添加这些hint, 都是需要修改sql语句的, 有没有一种方法可以在不修改sql的情况下, 为正在运行的sql 添加hint 来改变执行计划?
答案是肯定的。
下面我们来看一个例子: 我们需要创建 extension : 目的是创建表 hint_plan.hints
--创建表 hint_plan.hints
pgbench@[local:/tmp]:1992=#54795 create extension pg_hint_plan;
create extension
-- 打开此功能
pgbench@[local:/tmp]:1992=#54795 set pg_hint_plan.enable_hint_table = on;
set
pgbench@[local:/tmp]:1992=#54795 \d hint_plan.hints
table "hint_plan.hints"
column | type | collation | nullable | default
------------------- --------- ----------- ---------- ---------------------------------------------
id | integer | | not null | nextval('hint_plan.hints_id_seq'::regclass)

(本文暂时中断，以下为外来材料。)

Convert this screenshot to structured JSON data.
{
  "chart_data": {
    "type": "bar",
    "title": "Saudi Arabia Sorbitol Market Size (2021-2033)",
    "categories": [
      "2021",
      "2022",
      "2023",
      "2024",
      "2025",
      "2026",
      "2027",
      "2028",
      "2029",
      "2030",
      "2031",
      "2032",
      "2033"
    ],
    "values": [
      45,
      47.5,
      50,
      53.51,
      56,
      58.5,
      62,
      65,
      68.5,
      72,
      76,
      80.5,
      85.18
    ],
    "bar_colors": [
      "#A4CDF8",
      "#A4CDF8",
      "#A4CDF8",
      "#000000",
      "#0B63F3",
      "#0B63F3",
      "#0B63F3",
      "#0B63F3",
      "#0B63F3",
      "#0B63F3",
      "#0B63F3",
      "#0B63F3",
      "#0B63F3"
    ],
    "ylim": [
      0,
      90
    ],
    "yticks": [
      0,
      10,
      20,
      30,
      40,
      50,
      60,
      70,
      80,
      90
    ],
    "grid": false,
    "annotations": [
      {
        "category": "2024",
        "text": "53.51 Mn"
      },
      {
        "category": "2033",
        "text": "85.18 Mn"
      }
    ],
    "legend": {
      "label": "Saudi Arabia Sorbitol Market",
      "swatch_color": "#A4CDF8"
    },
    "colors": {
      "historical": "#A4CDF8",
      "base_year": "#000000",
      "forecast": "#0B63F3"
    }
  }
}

norm_query_string | text | | not null |
application_name | text | | not null |
hints | text | | not null |
indexes:
"hints_pkey" primary key, btree (id)
"hints_norm_and_app" unique, btree (norm_query_string, application_name)
我们把一条简单的sql语句: 原本是触发索引访问的sql ‘select * from pgbench_branches a where bid = ?;’ 插入到 hint_plan.hints中,使其使用hint 文本: seqscan(a)
query text: insert into hint_plan.hints
(norm_query_string,
application_name,
hints)
values
('select * from pgbench_branches a where bid = ?;',
'',
'seqscan(a)');
insert 0 1
我们再次执行一下这个sql: select * from pgbench_branches a where bid = 100;
我们发现 开启pg_hint_plan.enable_hint_table = on; 这个功能后, sql会首先访问表 hint_plan.hints: 查看是否有绑定的hint
select hints from hint_plan.hints where norm_query_string = $1 and ( application_name = $2 or application_name = ‘’ ) order by application_name desc
如果存在的话,则使用该hint, 返回的执行计划是 seq scan on pgbench_branches a , 符合预期。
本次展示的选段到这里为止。